Canada PM Trudeau slammed for abstaining from Uighur rights vote

Canada PM Trudeau slammed for abstaining from Uighur rights vote
A US-based Uighur rights group slammed Trudeau's decision as a 'complete disappointment'.
2 min read
27 February, 2021
Justin Trudeau and his cabinet abstained from the Monday vote [Getty]
A US-based Uighur rights group has expressed its disappointment at Canadian Prime Minister Justin Trudeau's decision to abstain from a parliamentary meeting on Uighur rights.

Canada's parliament passed a non-binding motion on Monday saying China's treatment of the Uighur Muslim minority in Xinjiang province constitutes genocide. Trudeau and his cabinet abstained from the vote.

"It is a complete disappointment, as the Uyghur Movement has expressed, that the Canadian Prime Minister Justin Trudeau and his Cabinet abstained from this decision made by the House of Commons," the Campaign for Uyghurs (CFU) rights group said in a statement.

"The abstention of a government and its prime minister to subjecting the Uyghurs to the genocide, which says it is an example to the international public in defending human rights, shows that these claims are in vain," the statement added.

The CFU also slammed Europe for its apparent inaction on the issue, and for forgetting "its 'never again' commitments after the Holocaust".
Read also: Biden appears to downplay Uighur genocide, calling it part of China's 'different norms'

The motion passed by Canada's parliament, however, was praised as an "encouraging step for both the Canadian Government and other governments to recognise the Uyghur genocide".

Canada's House of Commons voted 266-0 in favour of the motion tabled by the opposition Conservative Party on Monday.

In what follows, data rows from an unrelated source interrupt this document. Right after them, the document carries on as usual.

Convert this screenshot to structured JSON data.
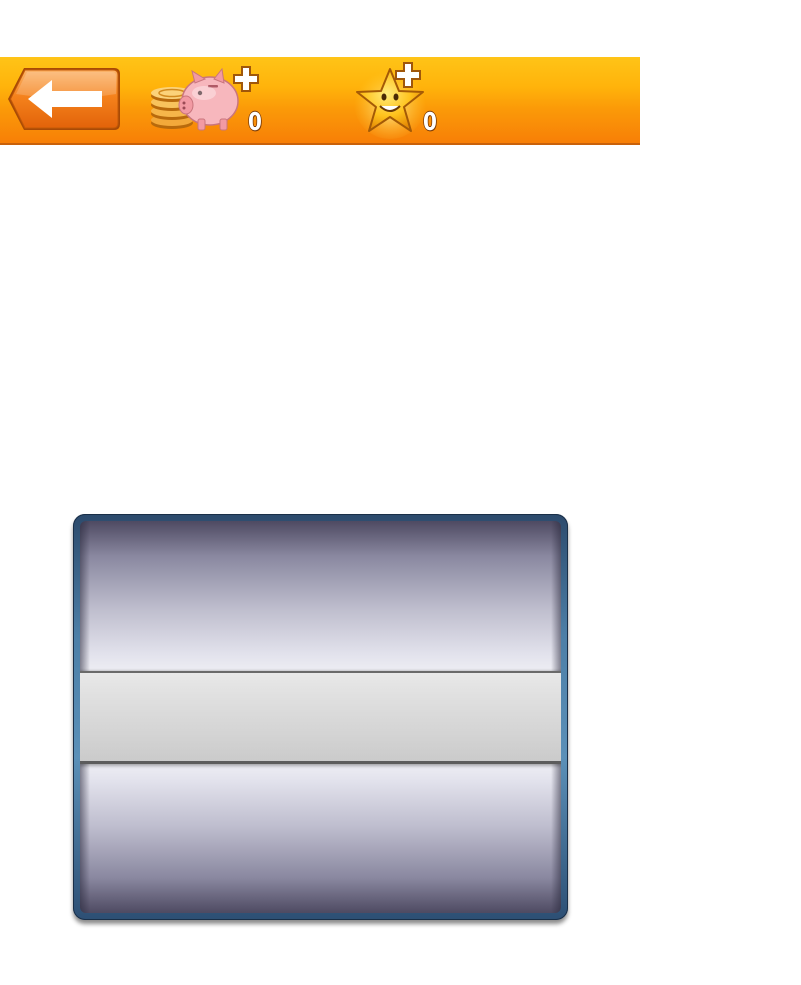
{
  "toolbar": {
    "back_icon": "left-arrow-icon",
    "coins": {
      "icon": "piggy-bank-icon",
      "value": "0"
    },
    "stars": {
      "icon": "star-icon",
      "value": "0"
    },
    "colors": {
      "bar_top": "#ffc417",
      "bar_bottom": "#f77f07",
      "back_button": "#f47a10",
      "back_arrow": "#ffffff"
    }
  },
  "picker": {
    "frame_color": "#4d7fa7",
    "selection_color": "#dcdcdc"
  }
}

While backbenchers from Trudeau's Liberal Party broadly backed the motion, the premier and his cabinet abstained.

A last-minute ammendment to the motion also added a plea to the International Olympic Committee (IOC) to move the 2022 Winter Olympics from Beijing if abuses continue.

More than one million Uighurs and other Turkic-speaking Muslim minorities are believed to be held in internment camps in China's Xinjiang province under the pretext of re-education and stamping out extremism.

Rights groups believe than many Uighurs have been forcibly assigned to factory work in the province, including on cotton farms.